"Des états de stress assez forts qui s'amplifient à l'approche des élections" : après l'éco-anxiété, la "politico-anxiété"
Entre la peur liée à la gouvernance de notre pays, à son avenir politique ou à l'évolution de l'opinion publique, de plus en plus de Belges se sentent démunis face aux élections. À tel point qu'elle génère des crises de stress. Un trouble qualifié de "politico-anxiété".

- Publié le 08-06-2024 à 11h44

Après l'éco-anxiété, place à la "politico-anxiété" ? Face à l'instabilité politique, l'hystérisation des débats et le contexte de crise ambiant, de plus en plus de Belges souffrent d'angoisses liées à la gouvernance du pays. C'est le cas de Paul (prénom d'emprunt) qui se sent démuni face à cette élection, au point qu'elle génère en lui de profondes crises d'angoisse, voire de remise en question totale.

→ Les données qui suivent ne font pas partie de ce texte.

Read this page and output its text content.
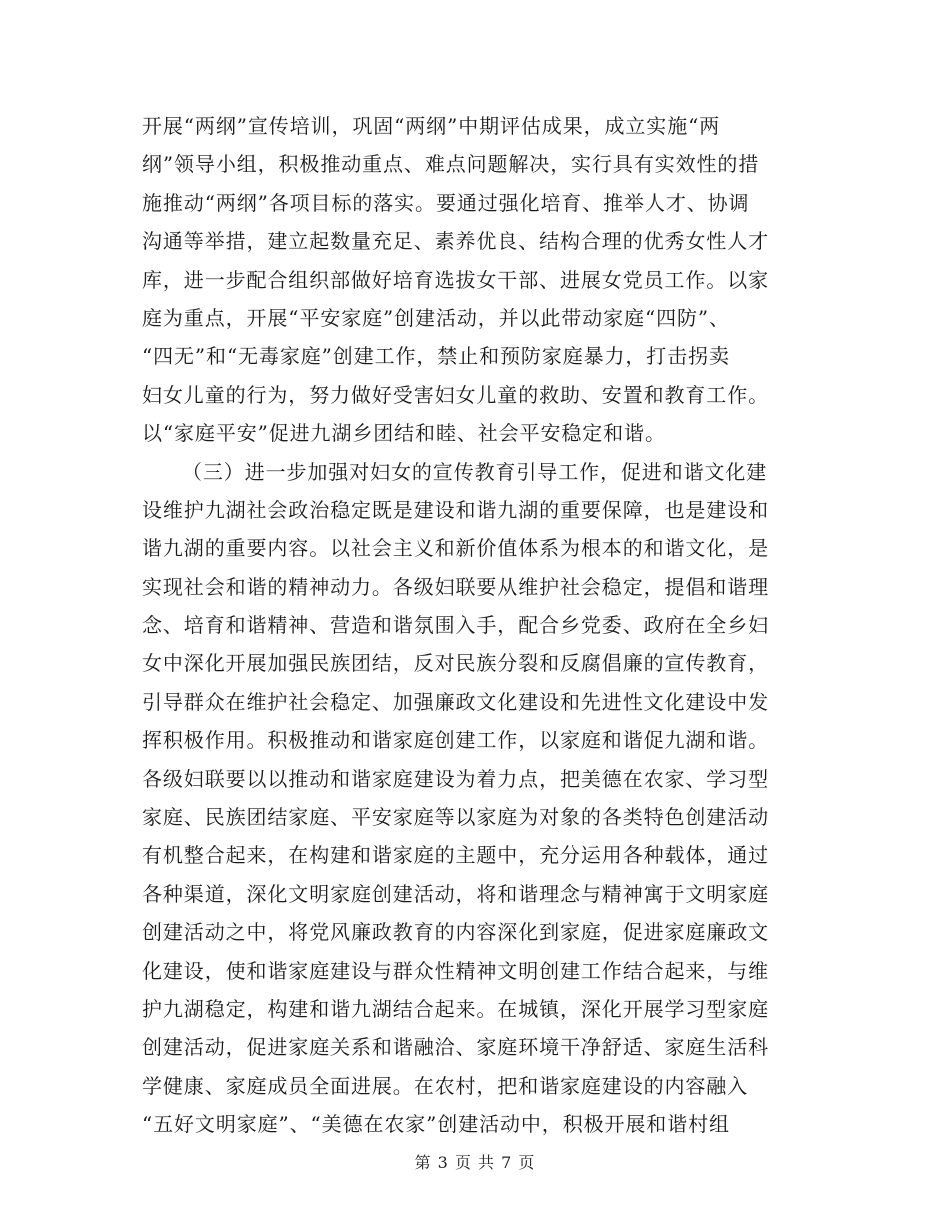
开展“两纲”宣传培训，巩固“两纲”中期评估成果，成立实施“两
纲”领导小组，积极推动重点、难点问题解决，实行具有实效性的措
施推动“两纲”各项目标的落实。要通过强化培育、推举人才、协调
沟通等举措，建立起数量充足、素养优良、结构合理的优秀女性人才
库，进一步配合组织部做好培育选拔女干部、进展女党员工作。以家
庭为重点，开展“平安家庭”创建活动，并以此带动家庭“四防”、
“四无”和“无毒家庭”创建工作，禁止和预防家庭暴力，打击拐卖
妇女儿童的行为，努力做好受害妇女儿童的救助、安置和教育工作。
以“家庭平安”促进九湖乡团结和睦、社会平安稳定和谐。
（三）进一步加强对妇女的宣传教育引导工作，促进和谐文化建
设维护九湖社会政治稳定既是建设和谐九湖的重要保障，也是建设和
谐九湖的重要内容。以社会主义和新价值体系为根本的和谐文化，是
实现社会和谐的精神动力。各级妇联要从维护社会稳定，提倡和谐理
念、培育和谐精神、营造和谐氛围入手，配合乡党委、政府在全乡妇
女中深化开展加强民族团结，反对民族分裂和反腐倡廉的宣传教育，
引导群众在维护社会稳定、加强廉政文化建设和先进性文化建设中发
挥积极作用。积极推动和谐家庭创建工作，以家庭和谐促九湖和谐。
各级妇联要以以推动和谐家庭建设为着力点，把美德在农家、学习型
家庭、民族团结家庭、平安家庭等以家庭为对象的各类特色创建活动
有机整合起来，在构建和谐家庭的主题中，充分运用各种载体，通过
各种渠道，深化文明家庭创建活动，将和谐理念与精神寓于文明家庭
创建活动之中，将党风廉政教育的内容深化到家庭，促进家庭廉政文
化建设，使和谐家庭建设与群众性精神文明创建工作结合起来，与维
护九湖稳定，构建和谐九湖结合起来。在城镇，深化开展学习型家庭
创建活动，促进家庭关系和谐融洽、家庭环境干净舒适、家庭生活科
学健康、家庭成员全面进展。在农村，把和谐家庭建设的内容融入
“五好文明家庭”、“美德在农家”创建活动中，积极开展和谐村组
第 3 页 共 7 页
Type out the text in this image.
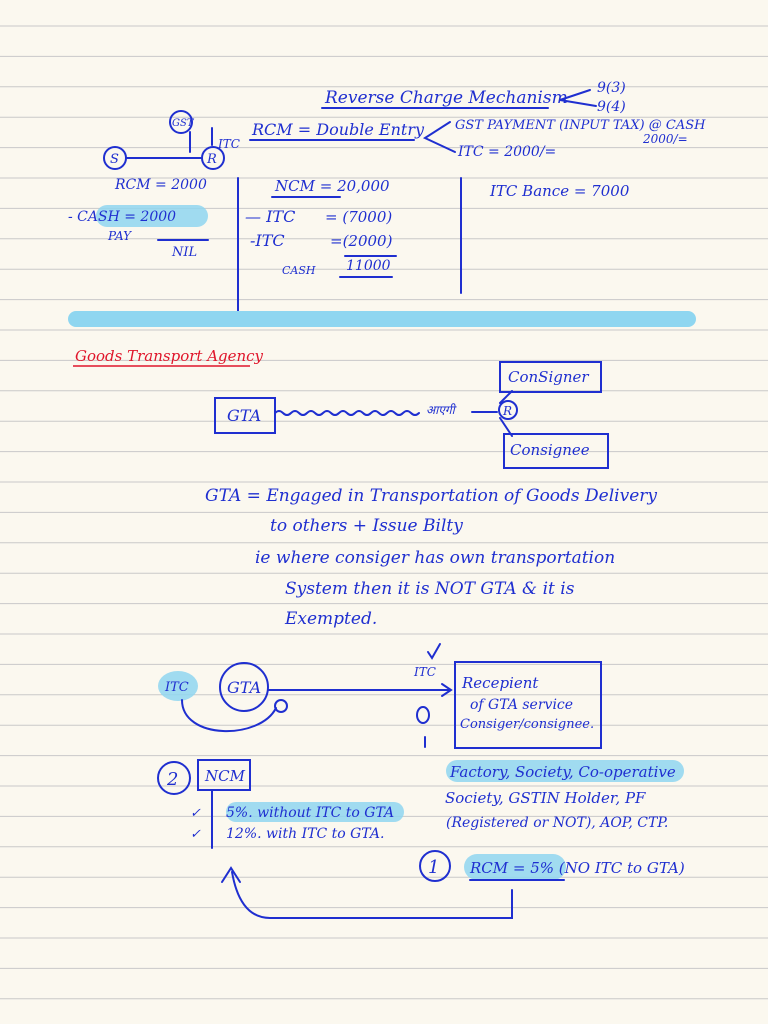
Reverse Charge Mechanism 9(3)
9(4)
GST
ITC
S	R
RCM = Double Entry GST PAYMENT (INPUT TAX) @ CASH
2000/=
ITC = 2000/=
RCM = 2000
- CASH = 2000
PAY
NIL
NCM = 20,000
— ITC = (7000)
-ITC	=(2000)
CASH 11000
ITC Bance = 7000
Goods Transport Agency
GTA	आएगी	R
ConSigner
Consignee
GTA = Engaged in Transportation of Goods Delivery
to others + Issue Bilty
ie where consiger has own transportation
System then it is NOT GTA & it is
Exempted.
ITC GTA
ITC
Recepient
of GTA service
Consiger/consignee.
Factory, Society, Co-operative
Society, GSTIN Holder, PF
(Registered or NOT), AOP, CTP.
2 NCM
✓ 5%. without ITC to GTA
✓ 12%. with ITC to GTA.
1 RCM = 5% (NO ITC to GTA)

"Il n'y a plus aucun débat de fond et les réponses politiques sont totalement insuffisantes face aux enjeux du moment, explique-t-il. J'ai la sensation que nos dirigeants, et peu importe leur couleur politique, sont déconnectés de la réalité et des enjeux principaux, comme le dérèglement climatique. Aujourd'hui, je ressens clairement une peur que tout notre système s'effondre et qu'on aille vers plus d'inégalités, d'injustice et de problèmes écologiques. À la lassitude s'est ajoutée une colère profonde qui génère beaucoup d'angoisse. Des états de stress assez forts qui deviennent difficiles à gérer au quotidien et qui s'amplifient à l'approche des élections".
Depuis le covid, on est resté dans une forme de "perma-crise" avec une pression permanente"
En novembre 2020, une étude avait permis d'objectiver ce nouveau trouble. On apprenait en effet que 70 % des adultes américains avaient ressenti du stress de manière exacerbée lors de l'affrontement entre Donald Trump et Joe Biden pour arriver à la Maison Blanche, selon une étude de l'American Psychological Association. Lors de leurs consultations, les psychologues remarquent que les patients sont de plus en plus inquiets pour leur avenir et ce dans toutes les couches socio-économiques. Une situation qui peut conduire à des états d'isolement, de crise d'anxiété ou de dépression.
Une sensation d'épuisement mental
"Depuis le covid, on est resté dans une forme de "perma-crise" avec une pression permanente sur les citoyens, décrypte le Dr Caroline Depuydt, psychiatre, cheffe de service à la clinique Fond'Roy à Uccle. L'organisme n'est finalement jamais au repos, on n'a plus de lieu de sécurité car tout est menacé et menaçant, le mental est donc toujours en état d'extrême vigilance et ce n'est pas tenable à long terme. Beaucoup de gens qui peuvent être plus vulnérables et sensibles s'épuisent et perdent en lucidité, le cerveau ne fonctionne même plus correctement. Des patients demandent souvent en consultation "qu'est-ce qu'on va devenir" et chez certains qui n'ont pas beaucoup de matelas psychique et financier, il y a parfois une rupture de l'équilibre mental".
Dans certains cas, la peur inhibe les réactions et peut provoquer ce sentiment d'impuissance, voire une forme de victimisation. Face à ce phénomène, la Dr Depuydt pointe également du doigt le rôle joué par les médias et les réseaux sociaux.
"Avec la polarisation des débats et la multiplication des fake news sur les réseaux sociaux, il faut parfois crier pour se faire entendre, tout ce contexte n'aide donc absolument pas, poursuit-elle. On assiste à une banalisation de l'agressivité dans les débats politiques et c'est également un mauvais signe, déjà que les perspectives sont peu réjouissantes. D'ailleurs, les politiques devraient montrer l'exemple mais ils légitiment ce mode de communication en alimentant un climat sans nuances. Cela rejoint le phénomène de "Trumpisation" de la société où on balance des propos violents sans penser aux conséquences que cela peut avoir sur les citoyens. Lors de cette campagne, on a vu davantage d'attaques des partis plutôt que de défense de leurs programmes".
Pour se prémunir, la psychiatre recommande de s'octroyer des pauses "mentales" avec l'actualité et les réseaux sociaux en optant pour des moments de déconnexion.